When my mom came for a visit last month, I took her to one of my favorite places: Savory Spice Shop.  It’s locally based with several Colorado locations; for me, that’s a big reason it will always win out over some of the national competitors that have tried to move in on SSS’s market.  I love being able to get super fresh spices in a variety of quantities and I really appreciate their selection of unusual spices and custom spice blends.  I’ve also consistently received friendly, helpful service, which is a huge draw.

One of the fun aspects of SSS is that there are recipe cards available throughout the store that incorporate the spices sold there.  When my mom and I were at the Boulder location, I noticed a recipe for Chicken Ras el Hanout.  I had purchased some Ras el Hanout when I was experimenting for Greek-themed gourmet club back in September, and I still had a decent amount left in the pantry.  I purchased a small bag of crystallized ginger to round out my ingredient list (along with some mulling spices and a muslin bag for wine!), and we were on our way.

Here’s the recipe:

Chicken Ras el Hanout
Serves 4

1 medium onion, chopped
2 tablespoons olive oil
3 cloves garlic, chopped
2 teaspoons Ras el Hanout
2 tablespoons chopped crystallized ginger
4 boneless, skinless chicken breasts
2 cups chicken stock
16 dried plums or apricots

Preheat oven to 350 degrees.  In an oven-proof, lidded sauté pan, cook onions in olive oil until softened.  Add garlic, Ras el Hanout and chopped ginger.  Cook another 2 – 3 minutes over medium heat.  Salt and pepper chicken.  Remove onion mixture and put chicken in pan (adding more oil if necessary) and cook about 2 minutes on each side.  Return onion mix to pan with dried plums or apricots and chicken stock.  Cover and put in oven for 30 minutes, turning chicken halfway through cooking time.

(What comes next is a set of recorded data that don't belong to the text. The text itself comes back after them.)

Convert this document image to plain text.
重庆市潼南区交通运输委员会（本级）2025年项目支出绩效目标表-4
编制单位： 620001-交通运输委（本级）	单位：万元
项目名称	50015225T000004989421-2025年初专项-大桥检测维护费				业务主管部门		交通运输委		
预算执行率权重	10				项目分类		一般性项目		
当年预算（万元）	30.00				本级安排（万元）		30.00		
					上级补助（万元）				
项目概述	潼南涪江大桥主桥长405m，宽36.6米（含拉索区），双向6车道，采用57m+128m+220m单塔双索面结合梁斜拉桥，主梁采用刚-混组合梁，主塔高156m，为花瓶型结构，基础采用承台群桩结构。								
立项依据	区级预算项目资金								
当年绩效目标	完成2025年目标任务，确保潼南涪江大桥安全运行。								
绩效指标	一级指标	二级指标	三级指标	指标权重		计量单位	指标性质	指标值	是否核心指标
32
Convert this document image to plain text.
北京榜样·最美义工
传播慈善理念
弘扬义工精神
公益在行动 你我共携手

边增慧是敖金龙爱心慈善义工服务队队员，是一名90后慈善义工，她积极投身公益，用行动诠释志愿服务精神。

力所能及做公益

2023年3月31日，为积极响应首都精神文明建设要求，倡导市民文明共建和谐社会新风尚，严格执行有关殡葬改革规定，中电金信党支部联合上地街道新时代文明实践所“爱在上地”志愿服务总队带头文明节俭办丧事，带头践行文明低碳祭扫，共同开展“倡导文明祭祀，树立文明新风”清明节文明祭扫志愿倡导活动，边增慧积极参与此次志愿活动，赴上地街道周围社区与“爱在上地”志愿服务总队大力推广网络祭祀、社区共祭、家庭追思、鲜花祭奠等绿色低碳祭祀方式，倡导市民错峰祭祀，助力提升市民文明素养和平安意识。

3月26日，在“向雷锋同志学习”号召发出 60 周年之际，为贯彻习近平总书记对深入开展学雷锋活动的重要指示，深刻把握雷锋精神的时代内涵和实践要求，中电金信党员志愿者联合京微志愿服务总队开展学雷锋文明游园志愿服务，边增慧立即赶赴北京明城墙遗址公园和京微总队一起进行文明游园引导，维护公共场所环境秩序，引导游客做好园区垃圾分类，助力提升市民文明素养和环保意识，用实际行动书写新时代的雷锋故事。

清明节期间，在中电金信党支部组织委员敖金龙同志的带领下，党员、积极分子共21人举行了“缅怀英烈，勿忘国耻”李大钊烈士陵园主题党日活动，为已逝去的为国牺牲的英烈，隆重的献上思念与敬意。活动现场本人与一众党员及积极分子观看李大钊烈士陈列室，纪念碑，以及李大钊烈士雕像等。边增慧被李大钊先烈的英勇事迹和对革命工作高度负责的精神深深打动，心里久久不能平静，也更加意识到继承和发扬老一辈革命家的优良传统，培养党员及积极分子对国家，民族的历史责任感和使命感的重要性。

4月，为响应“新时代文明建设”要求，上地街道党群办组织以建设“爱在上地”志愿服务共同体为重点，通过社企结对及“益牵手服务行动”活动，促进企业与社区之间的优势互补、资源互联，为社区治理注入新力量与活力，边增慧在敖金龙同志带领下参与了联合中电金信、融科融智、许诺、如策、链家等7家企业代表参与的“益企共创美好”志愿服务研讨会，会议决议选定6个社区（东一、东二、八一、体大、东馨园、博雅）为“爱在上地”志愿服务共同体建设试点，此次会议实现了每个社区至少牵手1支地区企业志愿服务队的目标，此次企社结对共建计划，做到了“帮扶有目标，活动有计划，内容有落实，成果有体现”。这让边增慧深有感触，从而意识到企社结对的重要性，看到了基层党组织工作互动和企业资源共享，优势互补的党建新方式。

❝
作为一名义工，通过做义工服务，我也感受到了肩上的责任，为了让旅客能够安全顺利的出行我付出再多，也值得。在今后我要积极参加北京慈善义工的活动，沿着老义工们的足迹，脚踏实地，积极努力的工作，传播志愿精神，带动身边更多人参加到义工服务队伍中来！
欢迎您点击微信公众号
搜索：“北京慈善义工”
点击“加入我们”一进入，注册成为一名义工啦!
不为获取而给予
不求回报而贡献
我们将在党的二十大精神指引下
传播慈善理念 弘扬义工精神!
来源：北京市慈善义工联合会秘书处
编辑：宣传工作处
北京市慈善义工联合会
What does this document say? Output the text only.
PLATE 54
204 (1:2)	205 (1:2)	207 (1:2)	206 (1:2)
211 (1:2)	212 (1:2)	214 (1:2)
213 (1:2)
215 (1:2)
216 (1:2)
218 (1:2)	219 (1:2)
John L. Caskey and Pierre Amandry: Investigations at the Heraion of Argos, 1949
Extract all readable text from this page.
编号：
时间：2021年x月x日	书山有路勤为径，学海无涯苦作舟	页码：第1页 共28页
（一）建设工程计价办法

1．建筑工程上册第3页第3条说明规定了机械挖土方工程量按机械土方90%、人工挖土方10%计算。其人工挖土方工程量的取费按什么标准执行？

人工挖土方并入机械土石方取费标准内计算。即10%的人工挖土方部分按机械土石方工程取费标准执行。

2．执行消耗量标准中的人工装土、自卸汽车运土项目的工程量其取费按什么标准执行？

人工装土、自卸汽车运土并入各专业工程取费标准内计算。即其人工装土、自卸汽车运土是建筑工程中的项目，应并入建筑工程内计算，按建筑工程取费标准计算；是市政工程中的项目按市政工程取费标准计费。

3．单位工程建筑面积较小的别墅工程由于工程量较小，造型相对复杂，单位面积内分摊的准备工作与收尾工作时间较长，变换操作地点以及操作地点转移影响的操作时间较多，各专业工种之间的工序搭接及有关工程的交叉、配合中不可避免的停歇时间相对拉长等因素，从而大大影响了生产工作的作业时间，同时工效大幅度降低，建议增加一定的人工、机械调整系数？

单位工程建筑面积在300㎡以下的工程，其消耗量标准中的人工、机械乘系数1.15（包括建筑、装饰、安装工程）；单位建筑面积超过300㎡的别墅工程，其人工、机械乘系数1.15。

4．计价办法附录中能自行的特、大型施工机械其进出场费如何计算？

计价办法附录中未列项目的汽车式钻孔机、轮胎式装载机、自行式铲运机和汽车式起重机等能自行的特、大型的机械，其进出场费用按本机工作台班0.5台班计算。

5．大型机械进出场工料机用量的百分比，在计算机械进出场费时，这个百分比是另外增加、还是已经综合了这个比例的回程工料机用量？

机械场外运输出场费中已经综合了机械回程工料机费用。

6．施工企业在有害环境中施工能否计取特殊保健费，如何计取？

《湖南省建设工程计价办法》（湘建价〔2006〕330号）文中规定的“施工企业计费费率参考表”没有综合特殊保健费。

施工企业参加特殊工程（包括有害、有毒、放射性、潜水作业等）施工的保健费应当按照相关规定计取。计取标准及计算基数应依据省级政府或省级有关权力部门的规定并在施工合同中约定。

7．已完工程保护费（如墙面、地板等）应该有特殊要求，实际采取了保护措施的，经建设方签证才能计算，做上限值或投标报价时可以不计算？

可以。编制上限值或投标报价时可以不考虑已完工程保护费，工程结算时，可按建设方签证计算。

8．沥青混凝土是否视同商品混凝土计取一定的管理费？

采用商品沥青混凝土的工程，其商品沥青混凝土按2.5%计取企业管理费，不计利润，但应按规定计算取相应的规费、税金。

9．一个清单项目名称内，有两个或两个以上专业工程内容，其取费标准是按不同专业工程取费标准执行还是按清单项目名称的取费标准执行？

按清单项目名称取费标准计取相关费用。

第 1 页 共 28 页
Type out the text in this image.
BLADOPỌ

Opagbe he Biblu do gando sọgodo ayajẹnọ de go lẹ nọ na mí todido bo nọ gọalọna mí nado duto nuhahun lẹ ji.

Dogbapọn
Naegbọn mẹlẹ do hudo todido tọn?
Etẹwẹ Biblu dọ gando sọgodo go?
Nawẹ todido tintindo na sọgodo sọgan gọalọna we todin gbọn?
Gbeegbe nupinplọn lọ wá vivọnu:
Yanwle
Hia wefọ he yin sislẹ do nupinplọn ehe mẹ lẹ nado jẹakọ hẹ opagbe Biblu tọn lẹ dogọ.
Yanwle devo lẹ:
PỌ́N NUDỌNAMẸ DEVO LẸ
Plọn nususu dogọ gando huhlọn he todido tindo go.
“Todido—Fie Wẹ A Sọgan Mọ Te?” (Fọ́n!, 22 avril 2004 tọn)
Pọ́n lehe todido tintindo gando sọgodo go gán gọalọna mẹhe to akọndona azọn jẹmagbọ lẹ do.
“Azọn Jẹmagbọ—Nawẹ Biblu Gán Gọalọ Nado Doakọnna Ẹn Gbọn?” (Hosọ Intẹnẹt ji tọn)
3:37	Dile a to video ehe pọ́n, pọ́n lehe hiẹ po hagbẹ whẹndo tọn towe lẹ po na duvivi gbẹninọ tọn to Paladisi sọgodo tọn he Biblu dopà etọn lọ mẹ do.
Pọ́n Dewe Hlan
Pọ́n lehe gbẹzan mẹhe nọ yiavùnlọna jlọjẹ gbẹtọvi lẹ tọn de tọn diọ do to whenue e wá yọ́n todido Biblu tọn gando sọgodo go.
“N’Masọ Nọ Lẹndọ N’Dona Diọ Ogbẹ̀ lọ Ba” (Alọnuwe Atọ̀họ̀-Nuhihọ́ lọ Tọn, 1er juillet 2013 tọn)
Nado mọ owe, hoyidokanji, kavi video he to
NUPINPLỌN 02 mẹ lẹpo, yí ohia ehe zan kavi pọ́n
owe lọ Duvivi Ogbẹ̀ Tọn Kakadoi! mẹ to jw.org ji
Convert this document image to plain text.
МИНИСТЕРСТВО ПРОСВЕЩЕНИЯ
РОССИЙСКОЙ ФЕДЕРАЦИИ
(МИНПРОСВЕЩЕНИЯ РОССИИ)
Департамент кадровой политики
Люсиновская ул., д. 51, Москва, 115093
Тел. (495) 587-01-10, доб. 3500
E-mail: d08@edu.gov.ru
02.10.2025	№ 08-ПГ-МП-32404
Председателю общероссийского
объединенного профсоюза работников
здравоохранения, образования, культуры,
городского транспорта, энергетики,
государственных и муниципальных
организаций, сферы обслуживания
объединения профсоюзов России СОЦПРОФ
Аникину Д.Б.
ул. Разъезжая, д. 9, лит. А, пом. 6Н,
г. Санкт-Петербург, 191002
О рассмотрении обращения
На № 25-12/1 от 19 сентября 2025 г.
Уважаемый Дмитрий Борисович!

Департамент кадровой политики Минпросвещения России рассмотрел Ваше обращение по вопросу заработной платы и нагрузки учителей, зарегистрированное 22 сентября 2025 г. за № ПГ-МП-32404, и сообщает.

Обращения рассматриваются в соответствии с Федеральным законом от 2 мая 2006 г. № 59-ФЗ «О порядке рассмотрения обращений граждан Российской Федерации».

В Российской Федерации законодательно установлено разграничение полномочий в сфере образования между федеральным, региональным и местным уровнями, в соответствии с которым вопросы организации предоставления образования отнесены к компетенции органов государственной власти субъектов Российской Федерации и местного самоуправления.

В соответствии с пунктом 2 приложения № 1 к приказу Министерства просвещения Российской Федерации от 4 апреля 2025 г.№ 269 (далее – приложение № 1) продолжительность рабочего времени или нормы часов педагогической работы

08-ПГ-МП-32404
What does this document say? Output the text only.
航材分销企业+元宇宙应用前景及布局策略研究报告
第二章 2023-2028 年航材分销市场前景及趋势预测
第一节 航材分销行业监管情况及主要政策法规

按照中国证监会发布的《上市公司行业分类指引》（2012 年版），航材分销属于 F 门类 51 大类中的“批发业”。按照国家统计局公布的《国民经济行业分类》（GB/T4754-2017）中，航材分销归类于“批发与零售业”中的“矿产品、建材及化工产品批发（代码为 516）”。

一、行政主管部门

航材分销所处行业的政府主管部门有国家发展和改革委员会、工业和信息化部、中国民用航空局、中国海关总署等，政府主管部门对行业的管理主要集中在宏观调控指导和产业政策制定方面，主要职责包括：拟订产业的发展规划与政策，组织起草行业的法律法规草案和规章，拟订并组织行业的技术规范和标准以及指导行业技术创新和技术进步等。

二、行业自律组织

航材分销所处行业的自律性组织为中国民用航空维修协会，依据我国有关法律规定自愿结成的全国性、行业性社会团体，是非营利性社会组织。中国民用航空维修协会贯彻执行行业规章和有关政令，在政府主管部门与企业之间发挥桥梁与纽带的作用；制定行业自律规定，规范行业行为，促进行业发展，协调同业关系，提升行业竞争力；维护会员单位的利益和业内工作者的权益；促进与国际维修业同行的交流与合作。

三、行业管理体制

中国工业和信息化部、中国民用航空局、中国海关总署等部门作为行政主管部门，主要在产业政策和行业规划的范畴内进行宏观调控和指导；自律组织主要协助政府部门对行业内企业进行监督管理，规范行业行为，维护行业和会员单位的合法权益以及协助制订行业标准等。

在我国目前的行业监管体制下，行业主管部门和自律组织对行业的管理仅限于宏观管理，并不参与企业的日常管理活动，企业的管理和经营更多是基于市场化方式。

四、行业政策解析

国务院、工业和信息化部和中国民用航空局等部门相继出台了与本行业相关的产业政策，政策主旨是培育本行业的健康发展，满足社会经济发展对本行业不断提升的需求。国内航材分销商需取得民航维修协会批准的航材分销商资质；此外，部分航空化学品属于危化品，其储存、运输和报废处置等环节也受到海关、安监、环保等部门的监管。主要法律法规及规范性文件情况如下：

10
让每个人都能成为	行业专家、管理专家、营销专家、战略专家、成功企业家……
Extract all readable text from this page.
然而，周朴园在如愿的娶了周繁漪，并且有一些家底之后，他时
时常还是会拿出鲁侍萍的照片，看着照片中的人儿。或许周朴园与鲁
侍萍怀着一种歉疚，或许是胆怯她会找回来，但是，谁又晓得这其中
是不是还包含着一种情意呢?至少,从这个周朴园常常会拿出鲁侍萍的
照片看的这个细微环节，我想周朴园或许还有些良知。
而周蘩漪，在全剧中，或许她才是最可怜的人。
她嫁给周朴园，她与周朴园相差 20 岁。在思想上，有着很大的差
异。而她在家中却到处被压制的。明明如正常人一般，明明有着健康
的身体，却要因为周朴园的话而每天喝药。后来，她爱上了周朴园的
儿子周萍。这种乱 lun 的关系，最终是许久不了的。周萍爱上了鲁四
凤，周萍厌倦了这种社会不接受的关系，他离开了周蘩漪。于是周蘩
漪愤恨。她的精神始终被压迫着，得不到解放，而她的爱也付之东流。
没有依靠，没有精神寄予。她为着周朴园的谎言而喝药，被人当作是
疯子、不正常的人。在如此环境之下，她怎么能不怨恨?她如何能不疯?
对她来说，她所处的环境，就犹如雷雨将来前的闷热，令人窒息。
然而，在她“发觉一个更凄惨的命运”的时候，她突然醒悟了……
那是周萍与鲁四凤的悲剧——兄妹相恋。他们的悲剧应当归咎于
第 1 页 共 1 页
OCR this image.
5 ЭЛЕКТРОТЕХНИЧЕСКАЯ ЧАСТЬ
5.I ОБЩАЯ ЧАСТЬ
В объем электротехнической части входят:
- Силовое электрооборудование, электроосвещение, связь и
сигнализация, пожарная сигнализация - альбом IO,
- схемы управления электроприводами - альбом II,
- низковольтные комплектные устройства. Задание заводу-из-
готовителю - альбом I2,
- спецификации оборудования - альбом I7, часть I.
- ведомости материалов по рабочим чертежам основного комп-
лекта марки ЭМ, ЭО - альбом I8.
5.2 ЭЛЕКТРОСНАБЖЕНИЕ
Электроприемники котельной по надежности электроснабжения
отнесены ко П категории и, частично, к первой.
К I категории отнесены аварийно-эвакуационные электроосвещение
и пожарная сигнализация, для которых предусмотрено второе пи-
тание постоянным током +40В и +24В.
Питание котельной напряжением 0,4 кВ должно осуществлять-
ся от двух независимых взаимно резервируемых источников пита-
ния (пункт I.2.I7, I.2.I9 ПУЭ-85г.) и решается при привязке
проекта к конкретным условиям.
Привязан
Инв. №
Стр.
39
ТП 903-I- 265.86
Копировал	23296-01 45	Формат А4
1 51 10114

Serve with rice or couscous.

Recipe courtesy of Vivian Peterson, Savory Spice Shop customer

Chicken Ras el Hanout

This dish was really tasty, and it was a nice departure from “everyday” chicken.  I’m a huge fan of the sweet-savory flavor profile created by the combination of the dried plums and the sautéed onions and garlic; the ginger added a hint of heat and spice but certainly wasn’t overwhelming (as ginger sometimes can be).  The end result was pretty “saucy.”  I was advised by a SSS employee to cut the amount of broth, which I did by 1/4 cup.  Admittedly, though, this was more because there’s actually 1 3/4 cups of broth in a can instead of a full 2 cups.  I actually liked the amount of liquid in the dish, though; I think it helped keep the chicken moist during cooking, it plumped up the dried plums, and it also made a nice sauce to go with the couscous for serving.  Since it was easy and delicious, I would definitely make this recipe again.

TIPS: Without fail, I end up touching the hot (!) handles of any cookware I’m used to using on the stove top but have placed in the oven for a particular recipe.  Stay on your toes!